I got to meet up with some folks from SocialCode and CBS and was able to chat over a very healthy meal. Like last year, the meal was pretty loud, but I was able to meet some new folks and get a sense of how other people are using Django and Python. Everything in the Hyatt is pretty convenient, which is a definite plus.
Jacob Burch: A Gringo's Guide to Internationalization:
I missed most of this one because I was tending to some work, but my impression was that it was both a) well-organized and b) helpful. There are about a half dozen questions at the end, and I believe that the slides were put up for people to review. The only thing I was albe to take away: i18n stands for i + 18 internal letters in the word "internationalization" + the letter "n." I had always wondered about that!
Karen Tracey and Colin Copeland: Openblock: Overview & Initial Experience:
Colin and Karen did an excellent job of presenting about Openblock and the project that we have been working on based on the Openblock code, OpenRural. Topics of discussion included a brief history of the Openblock project, the application of the existing Openblock code to the OpenRural project, with a particular focus on some of the geocoding problems that we have stumbled upon and solutions to those problems. Since the talk ran long, there weren't many questions.
Russel Keith-Magee: DSF Keynote:
The talk opened with a basic explanation of what the DSF is, how things are going (Dan's resignation on his move from Media for Media, and Alex Gaynor joining the board). "We would like to expand this group (DSF membership)," he made clear that people can be part of the DSF membership without being a Django core committer. Corporate members are welcome, there are three levels of membership: small, medium, and large, ranging from $500-5000 per year. The corporate sponsors got a round of applause, and Russell went through the appropriate legal uses of the Django logo. He mentioned that they are looking for big ideas: what could the DSF do that would be audacious? What about a comprehensive Django book? Suggested that bug bounties might be something to consider. Essentially turning donations into bug fixes, that sounds interesting! Going a bit bigger: what about funded development? Summary: "The DSF is here to help make the Django community as awesome as it can be." He had a good closing line: 'Think big. Act big. We'll bring the checkbook."

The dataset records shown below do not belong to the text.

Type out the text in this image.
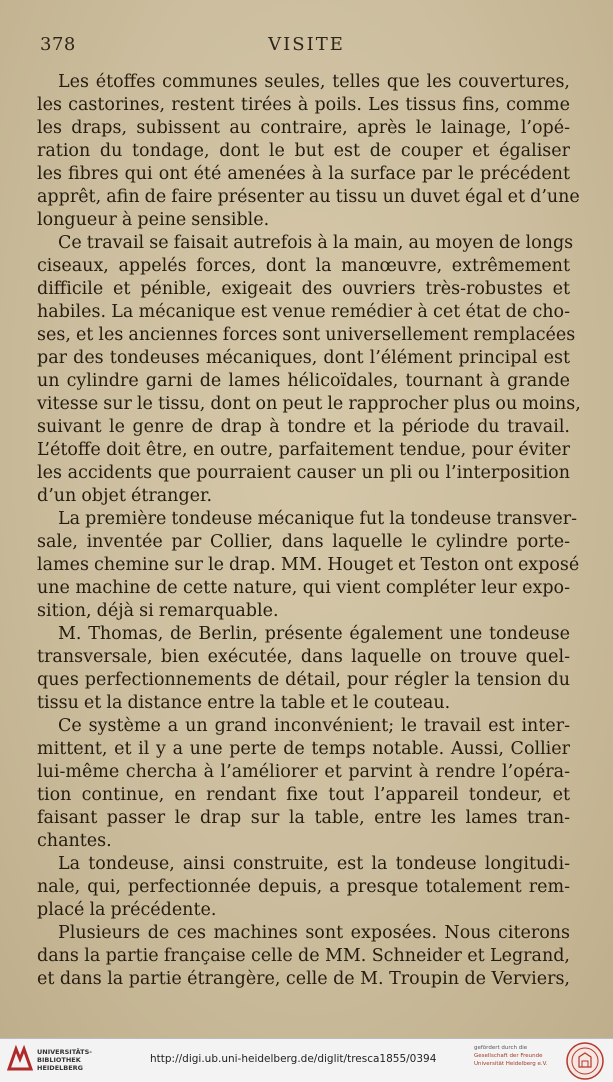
378	VISITE
Les étoffes communes seules, telles que les couvertures,
les castorines, restent tirées à poils. Les tissus fins, comme
les draps, subissent au contraire, après le lainage, l’opé-
ration du tondage, dont le but est de couper et égaliser
les fibres qui ont été amenées à la surface par le précédent
apprêt, afin de faire présenter au tissu un duvet égal et d’une
longueur à peine sensible.
Ce travail se faisait autrefois à la main, au moyen de longs
ciseaux, appelés forces, dont la manœuvre, extrêmement
difficile et pénible, exigeait des ouvriers très-robustes et
habiles. La mécanique est venue remédier à cet état de cho-
ses, et les anciennes forces sont universellement remplacées
par des tondeuses mécaniques, dont l’élément principal est
un cylindre garni de lames hélicoïdales, tournant à grande
vitesse sur le tissu, dont on peut le rapprocher plus ou moins,
suivant le genre de drap à tondre et la période du travail.
L’étoffe doit être, en outre, parfaitement tendue, pour éviter
les accidents que pourraient causer un pli ou l’interposition
d’un objet étranger.
La première tondeuse mécanique fut la tondeuse transver-
sale, inventée par Collier, dans laquelle le cylindre porte-
lames chemine sur le drap. MM. Houget et Teston ont exposé
une machine de cette nature, qui vient compléter leur expo-
sition, déjà si remarquable.
M. Thomas, de Berlin, présente également une tondeuse
transversale, bien exécutée, dans laquelle on trouve quel-
ques perfectionnements de détail, pour régler la tension du
tissu et la distance entre la table et le couteau.
Ce système a un grand inconvénient; le travail est inter-
mittent, et il y a une perte de temps notable. Aussi, Collier
lui-même chercha à l’améliorer et parvint à rendre l’opéra-
tion continue, en rendant fixe tout l’appareil tondeur, et
faisant passer le drap sur la table, entre les lames tran-
chantes.
La tondeuse, ainsi construite, est la tondeuse longitudi-
nale, qui, perfectionnée depuis, a presque totalement rem-
placé la précédente.
Plusieurs de ces machines sont exposées. Nous citerons
dans la partie française celle de MM. Schneider et Legrand,
et dans la partie étrangère, celle de M. Troupin de Verviers,
UNIVERSITÄTS-
BIBLIOTHEK
HEIDELBERG
http://digi.ub.uni-heidelberg.de/diglit/tresca1855/0394
gefördert durch die
Gesellschaft der Freunde
Universität Heidelberg e.V.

I missed the API Design Tips by Daniel Lindsley and the Lightning talks, as I had to setup our table for the sponsor's dinner, which was more of cocktail hour. The attendance at the event was surprisingly high and people migrated from there to the Github Drinkup which was located about a ten minute walk from the hotel.
My impression of the first day was that it went very smoothly, the talks were well received, and with the exception of some political tension during the opening keynote, everyone is generally having a good time. I am looking forward to the 1:30PM talk by Julia Grace about bringing new devs up to speed on Django.
I took notes on Selena Deckelmann's excellent keynote about fixing computer science education and will hopefully post that tonight or early tomorrow morning.